Practitioner Review: Evidence-based practice guidelines on alcohol and drug misuse among adolescents: a systematic review
- Conflict of interest statement: No conflicts declared
Context-specific evidence-based guidelines on how to prevent and treat substance misuse among adolescents are currently lacking in many countries. Due to the time consuming nature of de novo guideline development, the ADAPTE collaboration introduced a methodology to adapt existing guidelines to a local context. An important step in this method is a systematic review to identify relevant high-quality evidence-based guidelines. This study describes the results of this step for the development of guidelines on adolescent alcohol and drug misuse in Belgium.
Rigorous systematic review methodology was used. This included searches of electronic databases (Medline, Embase, Cinahl, PsychInfo, and ERIC in June 2011), websites of relevant organizations, and reference lists of key publications. Experts in the field were also contacted. Included were Dutch, English, French, or German evidence-based practice guidelines from 2006 or later on the prevention, screening, assessment, or treatment of alcohol or illicit drug misuse in persons aged 12–18 years. Two independent reviewers assessed the quality of the guidelines using the AGREE II (Appraisal of Guidelines for Research and Evaluation) instrument.
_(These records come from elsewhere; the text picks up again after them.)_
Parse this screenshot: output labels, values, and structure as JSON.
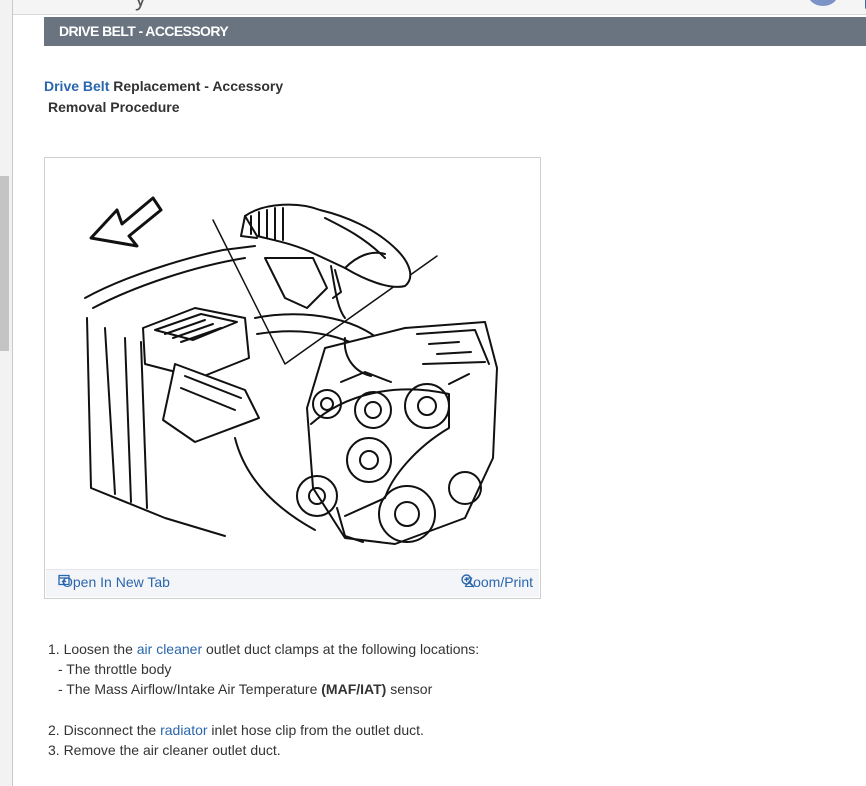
{
  "section": {
    "title": "DRIVE BELT - ACCESSORY"
  },
  "doc": {
    "title_link": "Drive Belt",
    "title_rest": " Replacement - Accessory",
    "subtitle": "Removal Procedure"
  },
  "figure": {
    "open_label": "Open In New Tab",
    "zoom_label": "Zoom/Print",
    "open_icon": "open-in-new-tab-icon",
    "zoom_icon": "zoom-in-icon"
  },
  "steps": {
    "s1_num": "1.",
    "s1_pre": " Loosen the ",
    "s1_link": "air cleaner",
    "s1_post": " outlet duct clamps at the following locations:",
    "s1a": "-  The throttle body",
    "s1b_pre": "-  The Mass Airflow/Intake Air Temperature ",
    "s1b_bold": "(MAF/IAT)",
    "s1b_post": " sensor",
    "s2_num": "2.",
    "s2_pre": " Disconnect the ",
    "s2_link": "radiator",
    "s2_post": " inlet hose clip from the outlet duct.",
    "s3": "3. Remove the air cleaner outlet duct."
  },
  "colors": {
    "section_bar": "#6a7480",
    "link": "#2a66ad"
  }
}
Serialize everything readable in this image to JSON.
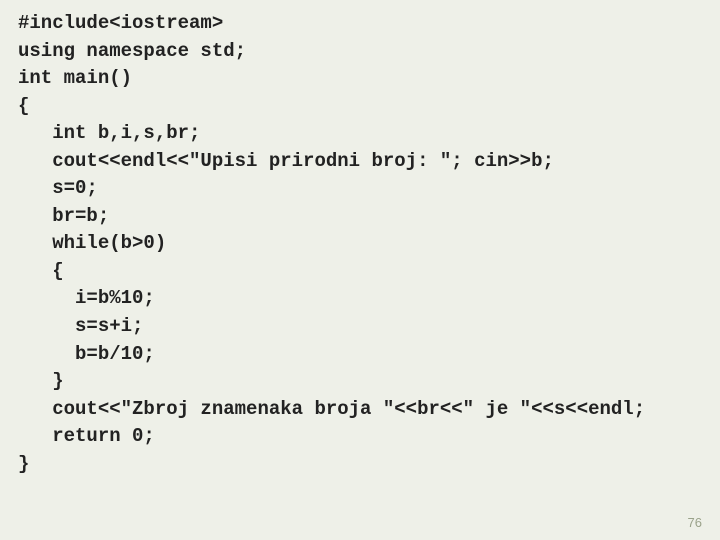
{
  "code": {
    "lines": [
      "#include<iostream>",
      "using namespace std;",
      "int main()",
      "{",
      "   int b,i,s,br;",
      "   cout<<endl<<\"Upisi prirodni broj: \"; cin>>b;",
      "   s=0;",
      "   br=b;",
      "   while(b>0)",
      "   {",
      "     i=b%10;",
      "     s=s+i;",
      "     b=b/10;",
      "   }",
      "   cout<<\"Zbroj znamenaka broja \"<<br<<\" je \"<<s<<endl;",
      "   return 0;",
      "}"
    ]
  },
  "page_number": "76"
}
This overview provides a framework of current knowledge in adolescent alcohol and drug misuse prevention and treatment.
This systematic review identified 32 relevant evidence-based guidelines on substance misuse among adolescents. Nine guidelines were judged to be of high quality; of which four had recommendations specifically on adolescents: one on school-based prevention, one on substance misuse prevention in vulnerable young people and two on alcohol misuse with specific sections for the adolescent population. There were few commonalities as guidelines focused on different target groups, professional disciplines and type and level of substance misuse. Evidence to support the recommendations was sparse, and many recommendations were based on expert consensus or on studies among adults. Also, the link between evidence and recommendations was often unclear.
There are a substantial number of guidelines addressing substance misuse in adolescents. However, only four high-quality guidelines included recommendations specific for adolescents. The current level of evidence that underpins the recommendations in these high-quality guidelines is low.